I’m at Seth Goldstein’s Open Data confab at the Reuters building. I love the mission on the wall: “Open data is to media what open source is to technology. Open data is an approach to content creation that explicitly recognizes the value of implicit user dat. The internet is the first medim to give a voice to the attention that people pay to it. Successful open data companies listen for and amplify the rich data that their audiences produce.”

Katie Neiderhofer of BuzzMetrics is presenting and is asked about opening up their data (because, of course, in the end, it is our data). She doesn’t quite get it, talking about sharing data with a company. Who owns the wisdom of the crowd?

She shows a chart that associates words with the concept safety and groups them: children, life, police, work, home… Bush, president, American, administration…. terrorism, Iraq, military, attacks… And she finds that the emotional words — dangerous, risk, fear, ensure — as associated with the personal words: children, life, etc. This is fascinating data that also becomes useful to associate words and concepts (and, I’d say, behind that the sites and people that talk about them).
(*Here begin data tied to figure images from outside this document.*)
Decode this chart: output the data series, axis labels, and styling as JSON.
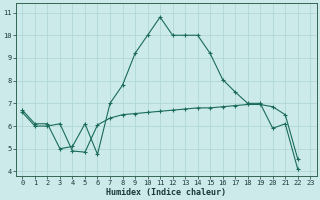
{
  "xlabel": "Humidex (Indice chaleur)",
  "bg_color": "#cceaea",
  "grid_color": "#b0d8d8",
  "line_color": "#1a6b5a",
  "xlim": [
    -0.5,
    23.5
  ],
  "ylim": [
    3.8,
    11.4
  ],
  "yticks": [
    4,
    5,
    6,
    7,
    8,
    9,
    10,
    11
  ],
  "xticks": [
    0,
    1,
    2,
    3,
    4,
    5,
    6,
    7,
    8,
    9,
    10,
    11,
    12,
    13,
    14,
    15,
    16,
    17,
    18,
    19,
    20,
    21,
    22,
    23
  ],
  "line1_x": [
    0,
    1,
    2,
    3,
    4,
    5,
    6,
    7,
    8,
    9,
    10,
    11,
    12,
    13,
    14,
    15,
    16,
    17,
    18,
    19,
    20,
    21,
    22
  ],
  "line1_y": [
    6.7,
    6.1,
    6.1,
    5.0,
    5.1,
    6.1,
    4.75,
    7.0,
    7.8,
    9.2,
    10.0,
    10.8,
    10.0,
    10.0,
    10.0,
    9.2,
    8.05,
    7.5,
    7.0,
    7.0,
    5.9,
    6.1,
    4.1
  ],
  "line2_x": [
    0,
    1,
    2,
    3,
    4,
    5,
    6,
    7,
    8,
    9,
    10,
    11,
    12,
    13,
    14,
    15,
    16,
    17,
    18,
    19,
    20,
    21,
    22
  ],
  "line2_y": [
    6.6,
    6.0,
    6.0,
    6.1,
    4.9,
    4.85,
    6.05,
    6.35,
    6.5,
    6.55,
    6.6,
    6.65,
    6.7,
    6.75,
    6.8,
    6.8,
    6.85,
    6.9,
    6.95,
    6.95,
    6.85,
    6.5,
    4.55
  ]
}
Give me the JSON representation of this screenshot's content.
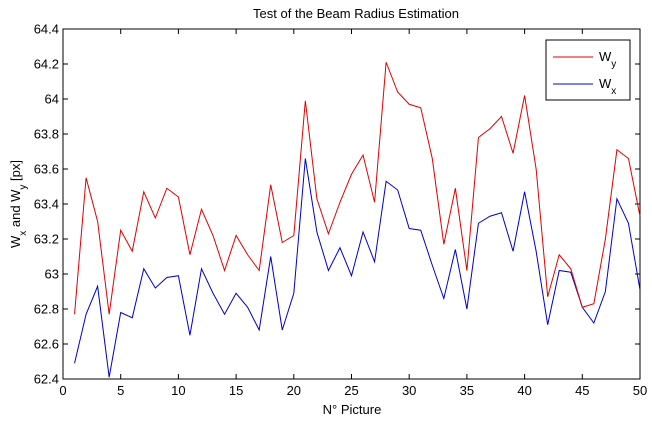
{
  "chart_data": {
    "type": "line",
    "title": "Test of the Beam Radius Estimation",
    "xlabel": "N° Picture",
    "ylabel": {
      "base": "W",
      "sub1": "x",
      "mid": " and W",
      "sub2": "y",
      "tail": " [px]"
    },
    "xlim": [
      0,
      50
    ],
    "ylim": [
      62.4,
      64.4
    ],
    "xticks": [
      0,
      5,
      10,
      15,
      20,
      25,
      30,
      35,
      40,
      45,
      50
    ],
    "yticks": [
      62.4,
      62.6,
      62.8,
      63,
      63.2,
      63.4,
      63.6,
      63.8,
      64,
      64.2,
      64.4
    ],
    "ytick_labels": [
      "62.4",
      "62.6",
      "62.8",
      "63",
      "63.2",
      "63.4",
      "63.6",
      "63.8",
      "64",
      "64.2",
      "64.4"
    ],
    "grid": false,
    "legend_position": "top-right",
    "x": [
      1,
      2,
      3,
      4,
      5,
      6,
      7,
      8,
      9,
      10,
      11,
      12,
      13,
      14,
      15,
      16,
      17,
      18,
      19,
      20,
      21,
      22,
      23,
      24,
      25,
      26,
      27,
      28,
      29,
      30,
      31,
      32,
      33,
      34,
      35,
      36,
      37,
      38,
      39,
      40,
      41,
      42,
      43,
      44,
      45,
      46,
      47,
      48,
      49,
      50
    ],
    "series": [
      {
        "name": "W",
        "sub": "y",
        "color": "#e00000",
        "values": [
          62.77,
          63.55,
          63.3,
          62.77,
          63.25,
          63.13,
          63.47,
          63.32,
          63.49,
          63.44,
          63.11,
          63.37,
          63.22,
          63.02,
          63.22,
          63.11,
          63.02,
          63.51,
          63.18,
          63.22,
          63.99,
          63.43,
          63.23,
          63.41,
          63.57,
          63.68,
          63.41,
          64.21,
          64.04,
          63.97,
          63.95,
          63.66,
          63.17,
          63.49,
          63.02,
          63.78,
          63.83,
          63.9,
          63.69,
          64.02,
          63.6,
          62.87,
          63.11,
          63.03,
          62.81,
          62.83,
          63.2,
          63.71,
          63.66,
          63.33
        ]
      },
      {
        "name": "W",
        "sub": "x",
        "color": "#0000cc",
        "values": [
          62.49,
          62.77,
          62.93,
          62.41,
          62.78,
          62.75,
          63.03,
          62.92,
          62.98,
          62.99,
          62.65,
          63.03,
          62.89,
          62.77,
          62.89,
          62.81,
          62.68,
          63.1,
          62.68,
          62.89,
          63.66,
          63.24,
          63.02,
          63.15,
          62.99,
          63.24,
          63.07,
          63.53,
          63.48,
          63.26,
          63.25,
          63.05,
          62.86,
          63.14,
          62.8,
          63.29,
          63.33,
          63.35,
          63.13,
          63.47,
          63.13,
          62.71,
          63.02,
          63.01,
          62.81,
          62.72,
          62.9,
          63.43,
          63.29,
          62.91
        ]
      }
    ]
  }
}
She shows something called Floodgate with a live view of blog tag clusters; unfortunately, this, too, is closed.

I ask whether they have tied together the work DataMining blogger Matt Hurst did when he was at Buzzmetrics, mapping the social (linking) associations of bloggers with what she shows: the mapping of topics. In other words, have advertisers come to them to find, for example, the most influential food bloggers? Yes, she says. So, Seth says, this becomes a “media planning tool for social media.” But there is also discussion about this being closed. If there is an influence metric, who owns that? I would benefit by knowing that I am an influential food blogger and if I am not given that information, I might shut off the closed network from exploiting me or I might join in an open, competitive network. See: The open-source ad network.

There is much discussion about the sale of our aggregate and/or anonymous behavioral data and issues of both privacy and PR.

Sanjiv Das from Morgan Stanley is about to explain agtorithms. He says that one cannot disrupt markets but must anticipate them (hello, Viacom). He says that data will become commoditized but organization will be proprietary. Amen.

Barak Pridor of ClearForest presents text analysis. For example, he shows search results that occur only in documents that meet some test. I ask whether he could give us things that have the tag X but only if it also has the tag Y. This would be extremely valuable for such things as Outside.in and Edgeio (e.g., show me posts tagged ‘mexican’ but only if they’re also tagged ‘restaurant’ and ‘new york’). I’m dying for that kind of multilayer search and analysis. It enables so much more.